Since the material was not proved to be "work product" there was no burden on appellee to show substantial need or undue hardship as a prerequisite to discovery. Under Code Ann. 81A-126 (b) (1) the existence, description, nature, custody, condition and location of any books, documents, or other tangible things and the identity as to location of persons having knowledge of any discoverable matter is within the scope of discovery. This includes an inquiry into the contents of the documents. ". . . [I]nquiry as to the contents of relevant documents comes within the general phrase 'any matter, not privileged, which is relevant to the subject matter involved in the pending action.' " 4 Moore's Fed. Prac., p. 26-217, 26.58. The questions propounded by appellee were within the scope of acceptable discovery.

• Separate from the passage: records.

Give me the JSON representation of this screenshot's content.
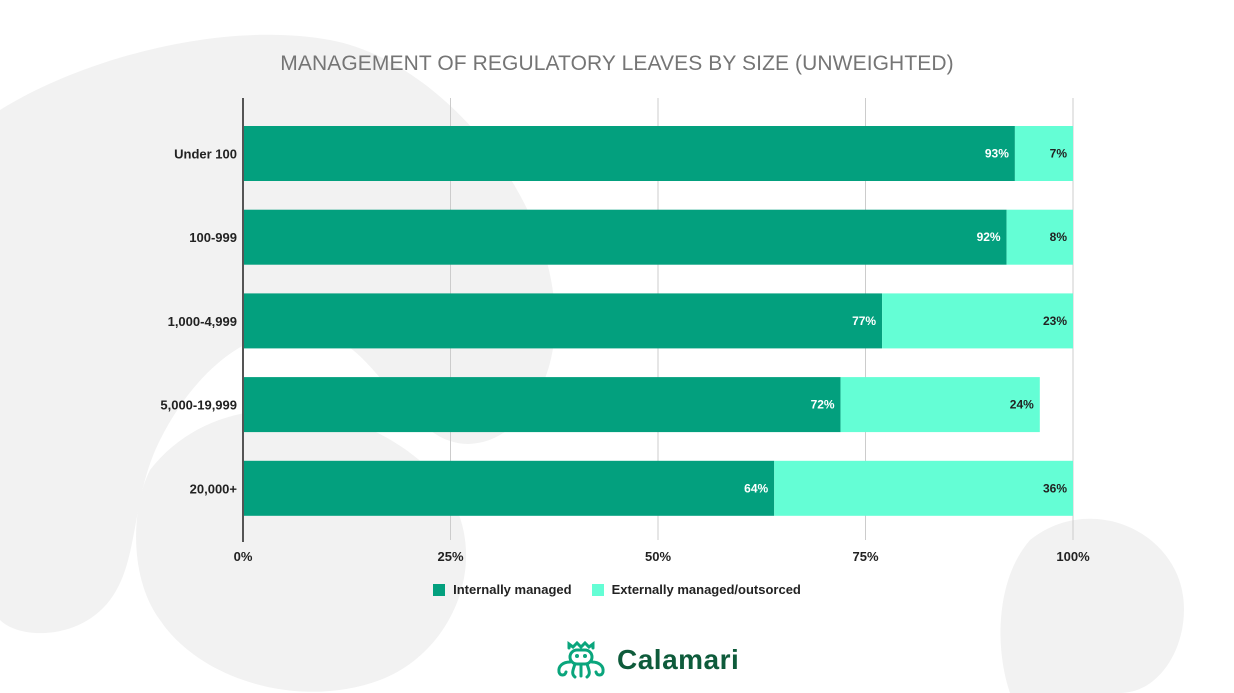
{
  "chart_data": {
    "type": "bar",
    "orientation": "horizontal",
    "stacked": true,
    "title": "MANAGEMENT OF REGULATORY LEAVES BY SIZE (UNWEIGHTED)",
    "categories": [
      "Under 100",
      "100-999",
      "1,000-4,999",
      "5,000-19,999",
      "20,000+"
    ],
    "series": [
      {
        "name": "Internally managed",
        "values": [
          93,
          92,
          77,
          72,
          64
        ],
        "labels": [
          "93%",
          "92%",
          "77%",
          "72%",
          "64%"
        ]
      },
      {
        "name": "Externally managed/outsorced",
        "values": [
          7,
          8,
          23,
          24,
          36
        ],
        "labels": [
          "7%",
          "8%",
          "23%",
          "24%",
          "36%"
        ]
      }
    ],
    "xlim": [
      0,
      100
    ],
    "ticks": [
      0,
      25,
      50,
      75,
      100
    ],
    "tick_labels": [
      "0%",
      "25%",
      "50%",
      "75%",
      "100%"
    ],
    "grid": true,
    "legend": "bottom"
  },
  "colors": {
    "internal": "#03a07e",
    "external": "#64fed5",
    "internal_label": "#ffffff",
    "external_label": "#222222"
  },
  "logo": {
    "text": "Calamari",
    "icon": "octopus-icon"
  }
}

Appellant contends that interrogatory number three is objectionable in its entirety because it requires disclosure of its trial preparation, citing Uinta Oil Refining Co. v. Continental Oil Co., 226 FSupp. 495 (D. Utah 1964). The pattern of investigation and exploration is not a proper subject for discovery. The determination however must be based upon relevancy of the interrogatories. In the Uinta Oil case, the contested inquiry went to the names of all persons from whom the party, its officers, employees or agents had taken or requested statements. This was held too broad. In the case sub judice the inquiry was limited to eyewitnesses and persons with some knowledge of the accident and only names of persons who had made statements were requested. Such an inquiry was relevant to the "subject matter involved in the pending action."
In such interlocutory rulings of the trial court as the sustaining or overruling of objections to interrogatories, the ruling of a trial court judge will be reversed only upon a showing of a clear abuse of discretion. Johnson v. O'Donnell, 123 Ga. App. 375 (181 SE2d 291)
. We find no such abuse of discretion involved here.